Publicacao/Comunicacao
Intimação - Sentença
SENTENÇA
S E N T E N Ç A 1. Relatório. Dispensado o relatório conforme preceitua o art. 38, da Lei 9.099/95. 2. Fundamentação. A competência é a medida exata da jurisdição do órgão judicante, é o poder de fazer atuar a jurisdição que tem um órgão jurisdicional, diante de um caso concreto. A competência absoluta, em razão da matéria, é de ordem pública e se informa pela classificação de direito material que se dá a pretensão deduzida. É imutável e deve ser declarada até mesmo de ofício pelo juiz, se for o caso. Se não o fizer, cabe à parte alegá-la na primeira oportunidade que lhe couber falar nos autos (contestação), como matéria preliminar de defesa. Analisando os autos, constato que a competência para o processamento e julgamento do feito é da Justiça Comum, posto que os Juizados Especiais Cíveis não podem julgar ação monitória por pura incompatibilidade de ritos. A Lei nº 9.099/95 permite a aplicação subsidiária do artigo 318 do CPC quanto ao procedimento sumário. A contrário senso a ação monitória está prevista no capítulo dos procedimentos especiais. Vejamos o Enunciado 08 do FONAJE: As ações cíveis sujeitas aos procedimentos especiais não são admissíveis nos Juizados Especiais. Dessa feita, a Ação Monitória independentemente do valor que lhe fora atribuído e das partes envolvidas, refogem da competência do juízo especial cível em decorrência da circunstância de que os ritos a que estão sujeitas não se conformam o procedimento especial delimitado pela Lei Especial nº 9.099/95. Assim é o entendimento da Turma Recursal dos Juizados Especiais Cíveis e Criminais do DF: "Ao julgar apelação interposta em face de sentença que indeferiu petição inicial, com fulcro no art. 295, V do CPC e declarou extinto o processo sem julgamento do mérito, a Turma negou provimento ao recurso.
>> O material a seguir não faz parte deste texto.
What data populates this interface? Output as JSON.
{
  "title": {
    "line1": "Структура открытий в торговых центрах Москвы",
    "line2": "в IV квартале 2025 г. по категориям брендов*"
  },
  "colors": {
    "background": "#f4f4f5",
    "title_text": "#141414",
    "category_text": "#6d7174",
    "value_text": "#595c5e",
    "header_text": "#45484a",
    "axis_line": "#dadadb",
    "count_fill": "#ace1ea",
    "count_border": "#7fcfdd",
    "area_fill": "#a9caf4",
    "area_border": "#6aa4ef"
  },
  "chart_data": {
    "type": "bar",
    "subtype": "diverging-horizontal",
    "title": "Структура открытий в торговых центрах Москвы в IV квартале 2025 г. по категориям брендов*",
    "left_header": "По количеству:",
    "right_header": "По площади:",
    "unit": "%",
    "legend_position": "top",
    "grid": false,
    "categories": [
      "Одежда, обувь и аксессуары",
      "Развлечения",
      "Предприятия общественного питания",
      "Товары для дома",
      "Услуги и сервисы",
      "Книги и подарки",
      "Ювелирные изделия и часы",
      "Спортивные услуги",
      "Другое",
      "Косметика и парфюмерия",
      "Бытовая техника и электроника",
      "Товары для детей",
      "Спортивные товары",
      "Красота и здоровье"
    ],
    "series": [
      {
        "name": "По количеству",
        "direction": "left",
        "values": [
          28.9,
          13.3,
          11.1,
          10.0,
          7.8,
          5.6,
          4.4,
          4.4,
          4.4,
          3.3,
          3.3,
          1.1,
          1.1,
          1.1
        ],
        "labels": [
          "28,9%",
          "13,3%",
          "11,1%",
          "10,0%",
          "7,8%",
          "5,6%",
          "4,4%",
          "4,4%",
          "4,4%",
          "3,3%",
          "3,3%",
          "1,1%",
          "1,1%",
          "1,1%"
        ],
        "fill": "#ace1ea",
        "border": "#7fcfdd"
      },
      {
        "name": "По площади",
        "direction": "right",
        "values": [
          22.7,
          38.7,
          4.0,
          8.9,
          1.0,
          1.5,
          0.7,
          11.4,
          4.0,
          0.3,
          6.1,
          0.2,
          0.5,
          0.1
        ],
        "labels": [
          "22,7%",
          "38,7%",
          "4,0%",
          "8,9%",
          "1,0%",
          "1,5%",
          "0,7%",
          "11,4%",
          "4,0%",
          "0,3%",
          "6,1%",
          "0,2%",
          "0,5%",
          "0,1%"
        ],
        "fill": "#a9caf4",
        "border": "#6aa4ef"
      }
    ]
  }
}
Segundo a Relatoria,
trata-se de ação monitória proposta perante o Juizado Especial Cível e para a qual o apelante pretende a conversão do procedimento. Para os Julgadores, entretanto, a ação monitória tem rito especial próprio, previsto nos artigos 1.102A e seguintes do CPC, e não é possível modificá-lo para adaptar a ação ao rito dos juizados especiais cíveis, cujo regramento está descrito na lei 9.099/1995. Com efeito, os Magistrados esclareceram que nas ações cíveis propostas perante o Juizado Especial, quando o autor ingressa com a ação, já é intimado para a audiência conciliatória e, paralelamente, o réu é citado e intimado para a mesma audiência, que preferencialmente deve ser uma, cumulando a instrução e julgamento. Enquanto na ação monitória, estando a petição inicial devidamente instruída, o juiz deferirá de plano a expedição de mandado de pagamento ou de entrega da coisa, podendo o réu oferecer embargos, mas, não o fazendo, se constituirá de pleno direito o título executivo judicial e se prosseguirá para expropriação de bens do devedor e satisfação do crédito exigido. Assim, por vislumbrar a impossibilidade de processamento da ação monitória em sede dos juizados especiais, vez que o objetivo do autor é a conversão de documento comprobatório de dívida em título executivo judicial, com embargos próprios e dilação probatória incompatíveis com os princípios específicos previstos na lei 9.099/1995, o Colegiado manteve a sentença de 1º grau". (Acórdão n.652473, 20120310280242ACJ, Relator: DEMETRIUS GOMES CAVALCANTI, 1ª Turma Recursal dos Juizados Especiais Cíveis e Criminais do DF, Data de Julgamento: 05/02/2013, Publicado no DJE: 14/02/2013). Desta feita, a presente ação foge da competência deste juízo, em decorrência da incompetência em razão da matéria. 3. Dispositivo.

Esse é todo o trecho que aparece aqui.